The disciplinary panel previously found Gillespie failed to adequately communicate with clients and failed to act with candor toward the court and opposing counsel, the Maryland Supreme Court noted in its decision. He was also found to have failed to “fully acknowledge the seriousness of his transgressions,” the court said.
Writing for the unanimous court, Justice Jonathan Biran found that a four-month suspension, as requested by Gillespie and the Attorney Grievance Commission of Maryland, was not enough. Biran wrote that the “egregious nature” of Gillespie’s misconduct warranted a more serious sanction.
“The protection of the public and the integrity of the legal profession demand more,” Biran wrote.
The panel found that Gillespie was “an experienced litigator who should and did know better,” Biran wrote.

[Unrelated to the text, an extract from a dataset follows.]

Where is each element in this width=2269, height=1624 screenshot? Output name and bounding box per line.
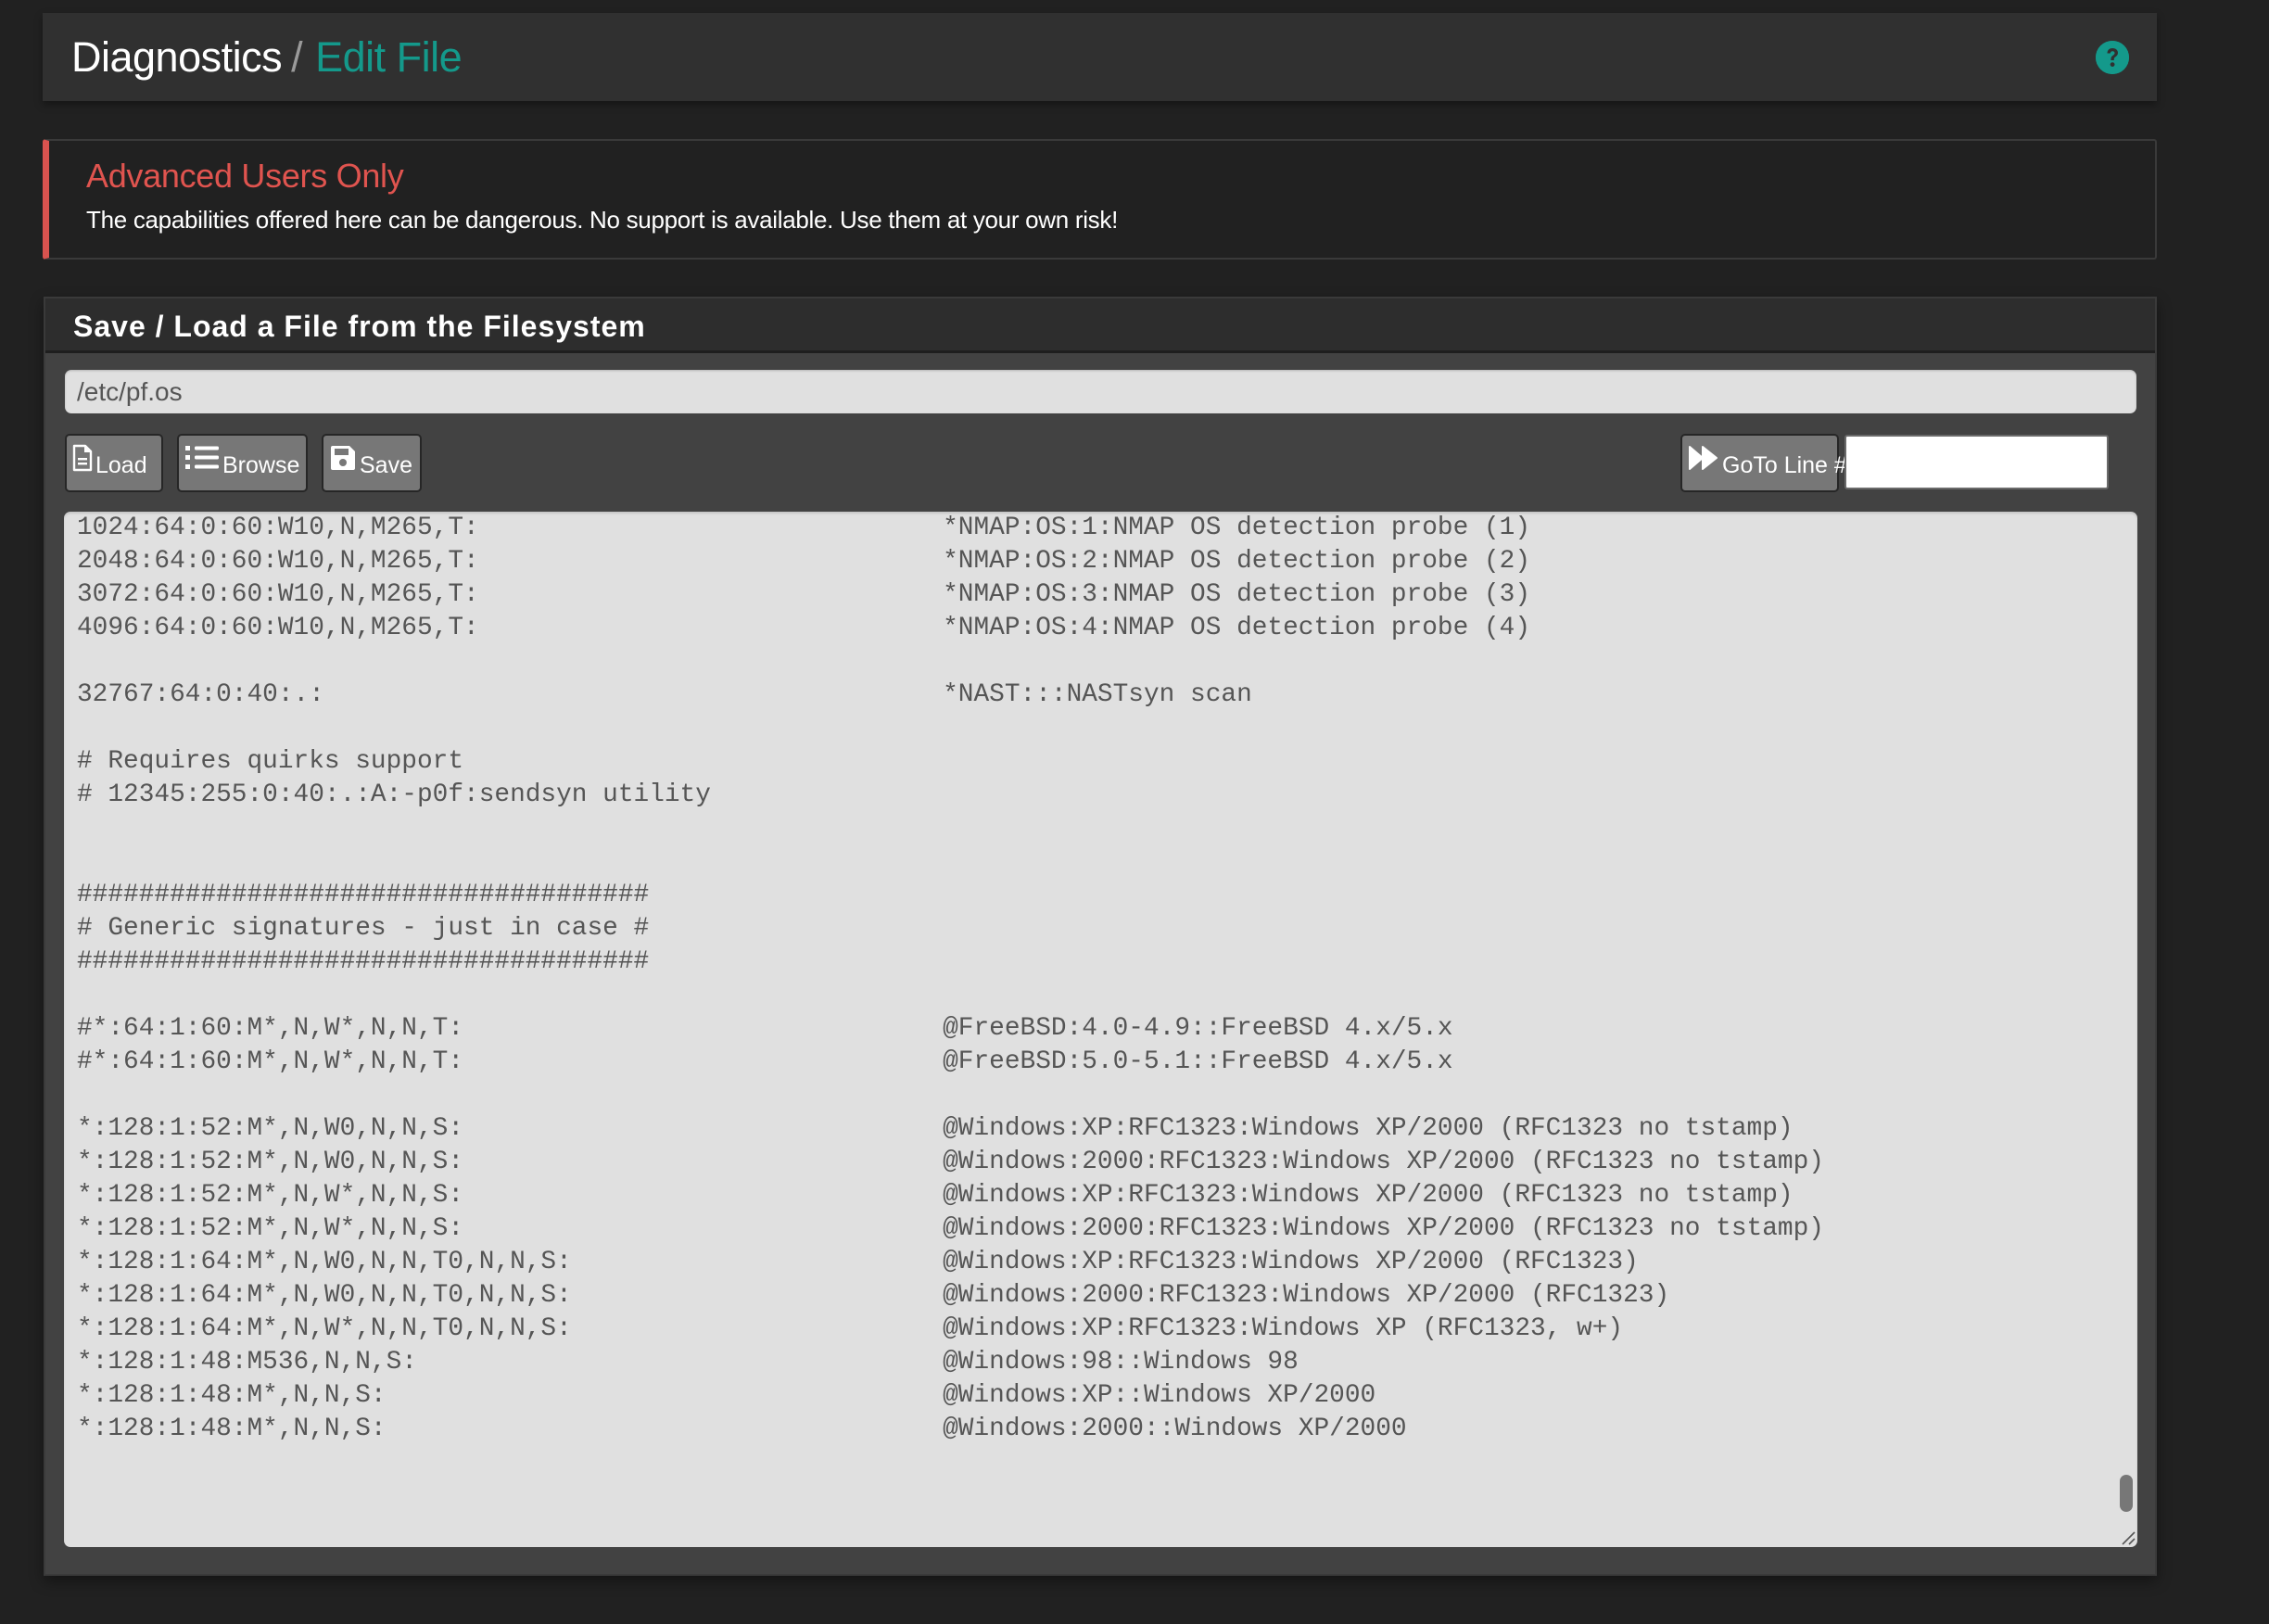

It also noted that Gillespie initially said under oath he wasn’t aware a firm investigator was the father of an ADA client’s grandchild but later admitted he knew.
Maryland Bar Counsel Tom DeGonia declined to comment as did William C. Brennan Jr., Gillespie’s attorney.
The allegations against Gillespie are serious, says Robert D. Dinerstein, immediate past chair of the American Bar Association Commission on Disability Rights.
Also co-chair of the Civil Rights and Social Justice Section’s Disability Rights Committee, Dinerstein says there are a few lawyers who file multiple cases in the way Gillespie did, but there are still challenges to ensuring enforcement of accessibility under the ADA.
The allegations depict someone with a “business that is quite problematic,” and are not “indicative of the bar in this area, says Dinerstein, a professor of law emeritus at American University Washington College of Law.